Contributed by Joe Montero
Praise over the Morrison government’s generosity with JobSeeker and JobKeeker is misplaced and premature.
Enough has been said to reveal the pattern of what can be expected. Here are some quick observations spelling out the barely hidden truth. A more detailed response will come in due course.
This is what we were told onthe eve of the 21 July economic statement, when more is to be revealed.
Although both payment are to continue as they are, at least till September, the hurt is in the detail.
The current JobSeeker payments of $1,100 per fortnight will only continue for some. Those on unemployment before the lockdown, will go back to trying to live on $40 a day. This has been politely called ‘tailoring’. In reality, it’s a cut in JobSeeker through the backdoor.
Same story for JobKeeper. This is to be targeted more carefully. Read: Fewer businesses will be covered. Although the prime minister has said those that don’t really need it won’t get it, and those struggling to cope will, what this means hasn’t been defined.
We have seen that some of the biggest businesses have the resources and incentive to manipulate the system. They can reduce the size of operations and profit from the subsidy. It’s all about the ratio between the loss of revenue from the scaling down and the saving in labour costs, within the context of a sluggish market.
Small players don’t operate on a scale large enough to benefit from this advantage. This is a big reason why the biggest companies have been taking the lion’s share of JobKeeper. The scam has not been ruled out and is likely to continue unchecked.
The bottom line, is that fewer of the workers missing out on wages are going to get the JobKeeper payment.
Small and medium sized businesses will continue to be given access to cheap loans, through the arrangement already made with the banks. The maximum has been raised from $250,000 to $1 Million. The biggest change, however, is that instead of being provided to keep current operations going, they loans will be tailored towards new investments.
How this is going to help small and medium businesses to keep on going in the difficult situation they find themselves, hasn’t been explained. Those struggling day to day to survive are not going to undertake new ventures. It doesn’t add up, unless the money is really going somewhere else.
The most likely purpose, is to encourage greater automation and provide fewer jobs. This is called increasing the capital intensity of operations. and it is taking place at a time when there is already not enough work for all.

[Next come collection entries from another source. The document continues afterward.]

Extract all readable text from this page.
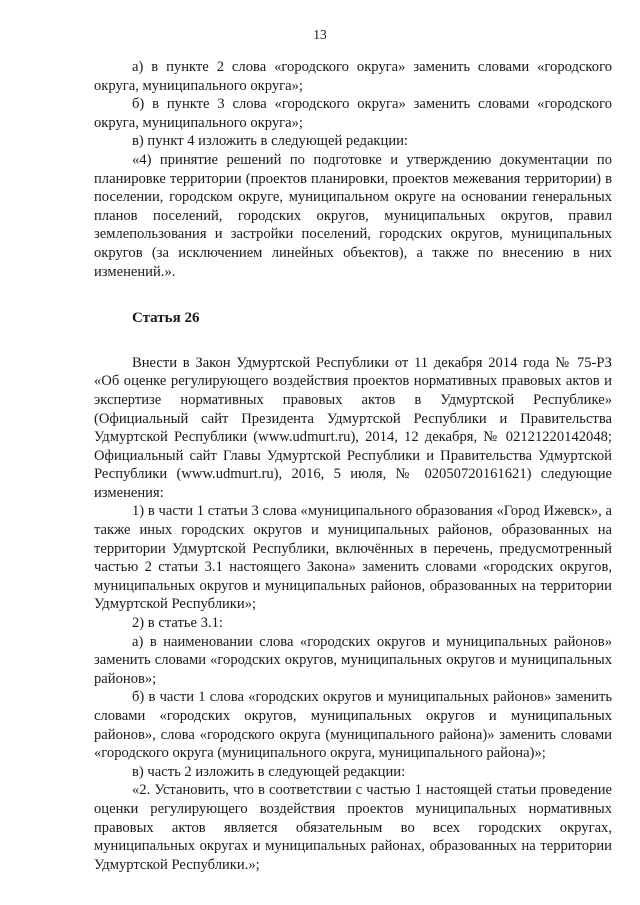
13

а) в пункте 2 слова «городского округа» заменить словами «городского округа, муниципального округа»;

б) в пункте 3 слова «городского округа» заменить словами «городского округа, муниципального округа»;

в) пункт 4 изложить в следующей редакции:

«4) принятие решений по подготовке и утверждению документации по планировке территории (проектов планировки, проектов межевания территории) в поселении, городском округе, муниципальном округе на основании генеральных планов поселений, городских округов, муниципальных округов, правил землепользования и застройки поселений, городских округов, муниципальных округов (за исключением линейных объектов), а также по внесению в них изменений.».

Статья 26

Внести в Закон Удмуртской Республики от 11 декабря 2014 года № 75-РЗ «Об оценке регулирующего воздействия проектов нормативных правовых актов и экспертизе нормативных правовых актов в Удмуртской Республике» (Официальный сайт Президента Удмуртской Республики и Правительства Удмуртской Республики (www.udmurt.ru), 2014, 12 декабря, № 02121220142048; Официальный сайт Главы Удмуртской Республики и Правительства Удмуртской Республики (www.udmurt.ru), 2016, 5 июля, № 02050720161621) следующие изменения:

1) в части 1 статьи 3 слова «муниципального образования «Город Ижевск», а также иных городских округов и муниципальных районов, образованных на территории Удмуртской Республики, включённых в перечень, предусмотренный частью 2 статьи 3.1 настоящего Закона» заменить словами «городских округов, муниципальных округов и муниципальных районов, образованных на территории Удмуртской Республики»;

2) в статье 3.1:

а) в наименовании слова «городских округов и муниципальных районов» заменить словами «городских округов, муниципальных округов и муниципальных районов»;

б) в части 1 слова «городских округов и муниципальных районов» заменить словами «городских округов, муниципальных округов и муниципальных районов», слова «городского округа (муниципального района)» заменить словами «городского округа (муниципального округа, муниципального района)»;

в) часть 2 изложить в следующей редакции:

«2. Установить, что в соответствии с частью 1 настоящей статьи проведение оценки регулирующего воздействия проектов муниципальных нормативных правовых актов является обязательным во всех городских округах, муниципальных округах и муниципальных районах, образованных на территории Удмуртской Республики.»;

Genuinely struggling business is going to saddle up with new debt. If they don’t have the revenue coming for when payments on the loan are due, the prospect is closing their doors for good.
The idea that business will suddenly spring back to where it was before and expand is wrong. In the best of conditions, recovery will take time.
The assistance promised to small and medium businesses is largely a mirage. And the generosity towards recipients of Jobseeker and JobKeeper is the phasing out of payments, made to look like a gift.
New economic modelling by the Australia Institute shows that a return to $40 a day will put at least 4.5 million Australians into serious poverty.
The direction being taken by the government only makes sense, when the real underlying policy is to deliberately create a bigger pool of unemployed, as a source of cheap labour forced to work for less, to be used to pull down wage rates of those who do have work.
This is not what Australia needs.
Ben Oquist, executive director of the Australia Institute said: ‘
“This will not only have serious negative social effects for decades to come but makes terrible economic policy by effectively withdrawing much-needed stimulus.”
This is why there are calls to at the minimum keep the JobSeeker and JobKeeper at the present level permanently.
It is an indispensable part of coping with the pandemic, as well as rejigging and rebuilding an economy that puts people first, after it is over.